The firmware that Shaw currently uses with their Hitron Modems would be very helpful I'm sure for many Rogers customers.
Does Shaw use CODA modems as well? Different Hitron modems have varying hardware, and as a result different firmware. I realize you're mostly referring to DMZ implementation. I wonder if you can post some screenshots and give other user mode specifics, possibly also on other subjects, like to what degree traditional Router & WiFi controls are exposed in Shaw branded router & modems UI?
Shaw uses the Hitron CGNM-2250 which is a 28 x 8 modem, very similar to the Hitron CGN3 series modems that Rogers uses.
One primary difference is that Rogers Hitron modems support two separate IP addresses in Bridge mode, so, an additional IP passthrough isn't required as the Rogers modems and network already support the simultaneous use of two IP addresses.
If the idea is to run an IP passthrough for the purposes of a separate IP address, while the modem is in Gateway mode, my personal advice would be to buy two routers and run the modem in Bridge mode , or buy a reasonable router that provides the required DMZ performance mode and run the modem in Bridge mode. It all depends on the requirement for a separate (secondary) IP address.
Having said that, there is a problem on the go at the moment, either with the 4582 modem or with Rogers DHCP system. At the present time I won't get a secondary IP address through my 4582, which is a very recent development, so, either this is a recent modem firmware issue (.33T3), or a CMTS DHCP issue. I've already asked @RogersDave to look into this but haven't heard back from him yet.
Thanks for clarification. When I get 5 Post Edit notifications in the row, I know its Datalink posted something, as you're very careful in wording content. Always a pleasure to read, and useful.
I didn't try the 2 IP feature yet. Would you care to explain, in what aspects it may be beneficial, and how exactly it works with 2 routers?
Its pretty simple in operation. Connect two routers or devices of your choice to the modem when the modem is in Bridge mode. Restart/reboot the modem by pulling the power, wait for 10 to 15 seconds and plug it back in to force the restart/reboot. Each device will be assigned a separate IP address during the modem reboot, both IPV4 and IPV6 that are independent of each other. In that configuration, you are running two separate networks.
So, you could use that to run two networks for separate users in the home. If you run a VPN for some purpose, such as video streaming, and you wanted to run the VPN on its own network with its own DNS address, that is one way to accomplish that. If you wanted to run a separate gaming network, so that you can use UPNP (which I don't recommend) while leaving the other household network on its own without UPNP, that is one way to accomplish it. So, its a matter of imagination, in terms of how you want your own internal networks to run. If you have a requirement to run some device on its own, as long as you have an ethernet or wifi pathway to that device, it can be done with the modem's second IP address capability.

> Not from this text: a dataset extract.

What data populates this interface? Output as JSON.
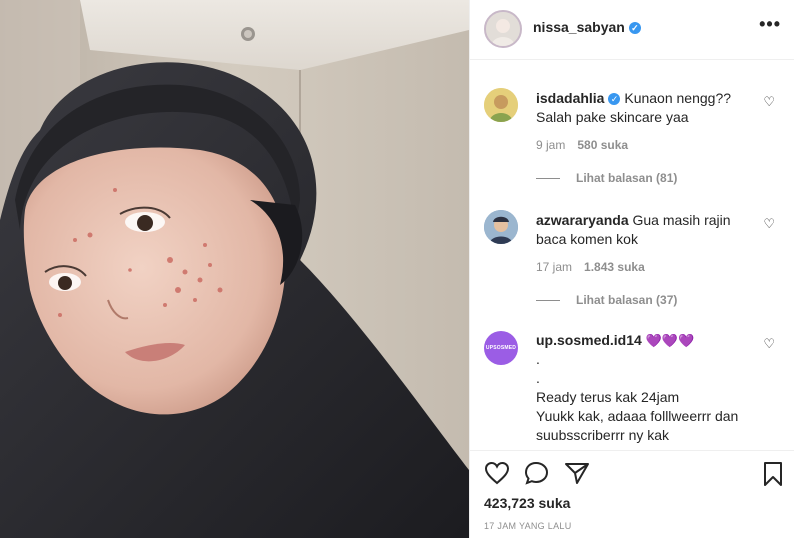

One point to keep in mind, if you only have a single printer in the home, it will only be accessible from one network. The modem will not provide any cross over between the two networks. Each network is independent and running on its own. The modem's max data rate is a shared resource between the two networks.
So, if you happen to have a couple of routers on hand, they can both be put to use, running off of the modem. For anyone who happens to run an Asus router, you can run a secondary DNS address in the router by using Merlins's Asuswrt firmware, which has that capability built in.
It sounds like a great feature to use, in particular for privacy and security reasons while accessing select sites. Some guys who are banned on certain forums or eCommerce portals due to bad character, will certainly find it handy. Yet both IPs will be assigned from common Rogers IPs pull thus limiting usability in anonymous browsing.
Is there any advantage, other than simplicity, to doing this rarcher than VLANs? Could that give you the same thing where you have one “regular” internet connection and one using a VPN to appear to be in the US, to name just one example,.
You are are still limited by your original speed when using two DNS addresses, are you not? If you get 320 down, which I do on my 250 service, it isn’t like you will now simultaneously get 320 down on both addresses, correct?
Does the CODA-4582 support Jumbo Frames?
I cannot find any means to set the MTU on the LAN side of the CODA-4582. Anyone know if this is supported?
Welcome to the Community Forums, and thanks for reaching out.
Unfortunately, this isn't supported on the modem side. You might be able to set this up on your network adapter via device manager, but I'm honestly not certain that would work for you either.